Why is plastic so harmful to marine life?

TH: “For sea birds and larger marine creatures like turtles, dolphins and seals, the danger comes from being entangled in plastic bags and other debris, or mistaking plastic for food. For instance, turtles cannot distinguish between plastic bags and jellyfish, which can be part of their diet.

“Sadly, nearly all the plastic ever created still exists in some form today.”

Over time, plastic waste slowly degrades and breaks down into tiny micro-fragments which are also causing scientists increasing concern. A recent survey by Plymouth University found that plastic was identified in a third of UK-caught fish, including cod, haddock, mackerel and shellfish. This can result in malnutrition or starvation for the fish, and lead to plastic ingestion in humans. The effect on humans from eating fish containing plastic is still largely unknown, but in 2016 the European Food Safety Authority warned of an increased risk to human health and food safety “given the potential for micro-plastic pollution in edible tissues of commercial fish”.”

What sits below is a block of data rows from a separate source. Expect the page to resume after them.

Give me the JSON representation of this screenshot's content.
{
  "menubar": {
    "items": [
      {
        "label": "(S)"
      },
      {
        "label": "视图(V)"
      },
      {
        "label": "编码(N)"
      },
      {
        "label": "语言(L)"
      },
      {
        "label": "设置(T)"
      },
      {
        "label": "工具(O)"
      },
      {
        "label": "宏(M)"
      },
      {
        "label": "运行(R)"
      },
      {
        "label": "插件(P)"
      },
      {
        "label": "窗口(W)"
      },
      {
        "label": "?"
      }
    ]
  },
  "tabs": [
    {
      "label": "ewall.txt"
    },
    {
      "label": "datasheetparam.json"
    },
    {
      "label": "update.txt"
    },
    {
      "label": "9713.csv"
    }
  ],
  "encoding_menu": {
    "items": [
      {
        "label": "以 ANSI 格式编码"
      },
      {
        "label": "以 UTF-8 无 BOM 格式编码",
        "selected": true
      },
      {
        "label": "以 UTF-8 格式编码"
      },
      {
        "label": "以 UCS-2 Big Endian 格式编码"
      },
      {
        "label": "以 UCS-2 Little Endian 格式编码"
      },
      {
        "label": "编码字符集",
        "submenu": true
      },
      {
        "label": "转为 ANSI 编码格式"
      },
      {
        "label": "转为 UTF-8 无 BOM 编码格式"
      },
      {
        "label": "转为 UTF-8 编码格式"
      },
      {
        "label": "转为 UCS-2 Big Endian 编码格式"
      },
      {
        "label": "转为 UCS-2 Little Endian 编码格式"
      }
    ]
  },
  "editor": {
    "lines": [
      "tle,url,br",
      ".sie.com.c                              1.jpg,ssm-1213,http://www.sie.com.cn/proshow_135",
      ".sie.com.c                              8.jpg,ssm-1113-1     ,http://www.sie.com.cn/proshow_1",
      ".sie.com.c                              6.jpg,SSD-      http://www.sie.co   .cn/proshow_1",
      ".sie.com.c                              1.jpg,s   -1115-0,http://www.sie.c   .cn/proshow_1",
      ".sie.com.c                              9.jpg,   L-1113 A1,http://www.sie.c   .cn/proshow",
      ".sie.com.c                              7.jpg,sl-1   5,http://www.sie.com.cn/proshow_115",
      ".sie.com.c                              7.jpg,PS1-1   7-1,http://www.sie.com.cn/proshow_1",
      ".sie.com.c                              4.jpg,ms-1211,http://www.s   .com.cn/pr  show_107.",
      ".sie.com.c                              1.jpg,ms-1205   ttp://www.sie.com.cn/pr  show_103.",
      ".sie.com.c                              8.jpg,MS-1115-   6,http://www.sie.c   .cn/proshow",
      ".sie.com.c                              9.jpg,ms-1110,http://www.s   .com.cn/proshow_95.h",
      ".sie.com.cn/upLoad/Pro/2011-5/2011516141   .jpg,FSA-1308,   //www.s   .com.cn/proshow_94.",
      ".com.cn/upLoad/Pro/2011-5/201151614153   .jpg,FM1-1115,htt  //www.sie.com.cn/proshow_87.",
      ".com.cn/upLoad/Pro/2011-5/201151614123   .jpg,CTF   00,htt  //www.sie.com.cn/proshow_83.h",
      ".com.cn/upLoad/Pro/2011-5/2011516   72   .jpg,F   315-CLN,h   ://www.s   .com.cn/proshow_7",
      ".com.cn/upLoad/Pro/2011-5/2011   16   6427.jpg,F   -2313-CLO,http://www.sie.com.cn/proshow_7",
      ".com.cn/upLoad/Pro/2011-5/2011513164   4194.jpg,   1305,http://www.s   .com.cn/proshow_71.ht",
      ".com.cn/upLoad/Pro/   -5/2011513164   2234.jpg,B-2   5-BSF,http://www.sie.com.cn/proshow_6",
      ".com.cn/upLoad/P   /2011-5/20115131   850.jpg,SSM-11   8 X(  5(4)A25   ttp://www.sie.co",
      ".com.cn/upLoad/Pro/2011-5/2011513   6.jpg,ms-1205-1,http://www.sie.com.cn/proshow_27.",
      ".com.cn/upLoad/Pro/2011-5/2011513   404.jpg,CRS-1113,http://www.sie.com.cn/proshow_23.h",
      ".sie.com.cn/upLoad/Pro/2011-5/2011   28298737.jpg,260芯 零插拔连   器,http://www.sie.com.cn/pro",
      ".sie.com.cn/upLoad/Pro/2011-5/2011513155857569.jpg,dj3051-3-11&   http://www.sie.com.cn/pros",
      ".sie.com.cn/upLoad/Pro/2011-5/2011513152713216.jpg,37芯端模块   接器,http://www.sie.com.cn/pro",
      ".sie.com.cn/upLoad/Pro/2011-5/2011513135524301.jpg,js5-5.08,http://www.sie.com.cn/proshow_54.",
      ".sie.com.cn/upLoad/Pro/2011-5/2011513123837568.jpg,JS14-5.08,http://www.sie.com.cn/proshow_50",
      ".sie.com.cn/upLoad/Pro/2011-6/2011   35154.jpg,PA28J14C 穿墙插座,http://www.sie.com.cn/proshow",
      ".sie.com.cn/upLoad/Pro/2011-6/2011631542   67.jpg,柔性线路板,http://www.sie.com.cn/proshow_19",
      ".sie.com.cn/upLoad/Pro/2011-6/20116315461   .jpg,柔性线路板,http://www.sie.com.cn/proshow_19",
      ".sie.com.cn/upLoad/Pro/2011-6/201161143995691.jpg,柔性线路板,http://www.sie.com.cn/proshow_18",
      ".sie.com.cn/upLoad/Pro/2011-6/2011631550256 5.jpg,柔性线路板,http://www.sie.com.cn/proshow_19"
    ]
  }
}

How and why should people get involved?

TH: “I think it’s important for everyone to understand the extent of our plastics problem and litter/waste before it’s too late. The groups I work with, particularly Surfers Against Sewage, have had great success with initiatives such as the plastic bag tax, and continue the fight to help reduce marine plastic pollution.

I’d encourage everyone to get involved; businesses and individuals. Plastics aren’t going away so we need to rethink how we manage them in our environments. Taking part in beach cleans is a great and enjoyable way to help out but if we can all reduce our use/need for plastics and specifically single use plastics, there will be less getting into our rivers and seas causing problems.”